Authors
D O Escrivani1; VS Scheidt2; M Tinti1; J Faria3; D Horn1; 1 The Wellcome Trust Centre for Anti-Infectives Research, School of Life Sciences, University of Dundee, UK; 2 Dr. Brill & KEBOS GmbH, Institute for Hygiene and Microbiology, Germany; 3 York Biomedical Research Institute, Department of Biology, University of York, UK Discussion
African trypanosomes employ antigenic variation of variant surface glycoproteins (VSGs) to evade mammalian host immune responses, transcribing one telomeric VSG expression-site at a time, and exploiting a reservoir of (sub)telomeric VSG templates to switch the active VSG. It has been known for over fifty years that, in vivo, new VSGs emerge from a reservoir of (sub)telomeric VSG templates in a predictable order in Trypanosoma brucei, and differential activation frequencies are now known to contribute to the hierarchy. Switching of approximately 0.01% of dividing cells to many new VSGs, in the absence of post-switching competition, suggests that VSGs are deployed in a highly profligate manner, however.

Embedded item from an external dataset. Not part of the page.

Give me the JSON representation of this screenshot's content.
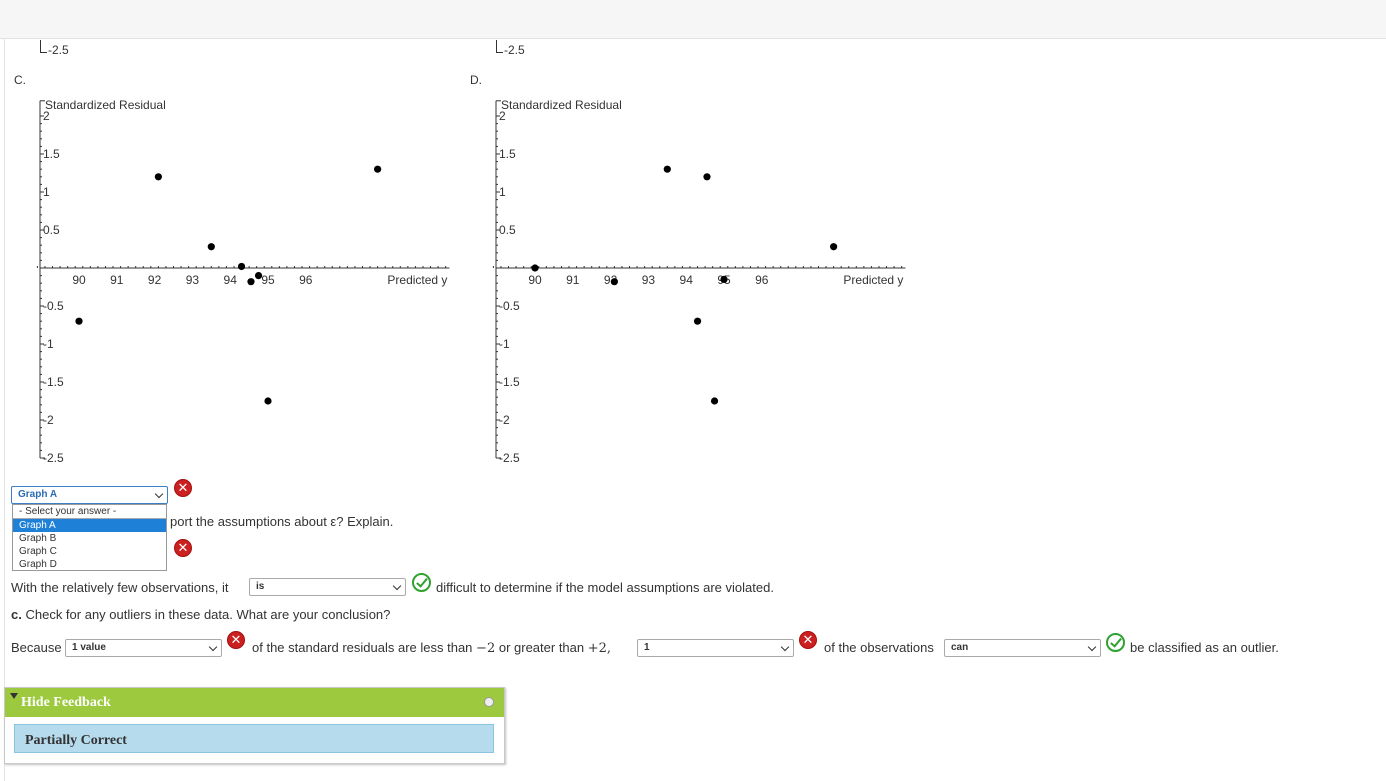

Here, we report that switched trypanosomes do indeed compete, in a highly predictable manner that is dependent upon the activated VSG. We induced VSG gene recombination and switching in in vitro culture using CRISPR-Cas9 nuclease to target the active VSG. VSG dynamics were subsequently assessed using RNA-seq, independent of host immune selection. Although trypanosomes activated VSGs from repressed expression-sites at relatively higher frequencies, cells that activated minichromosomal VSGs displayed a competitive advantage and came to dominate the population. Furthermore, the advantage correlated with VSG length. Differential growth was also associated with wider transcriptome differences, affecting transcripts involved in nucleolar function, translation, and energy metabolism. We conclude that both VSG template location and VSG length contribute to post-switching antigenic variation dynamics in African trypanosomes. Competition among variants likely prolongs immune evasion with a limited set of antigens.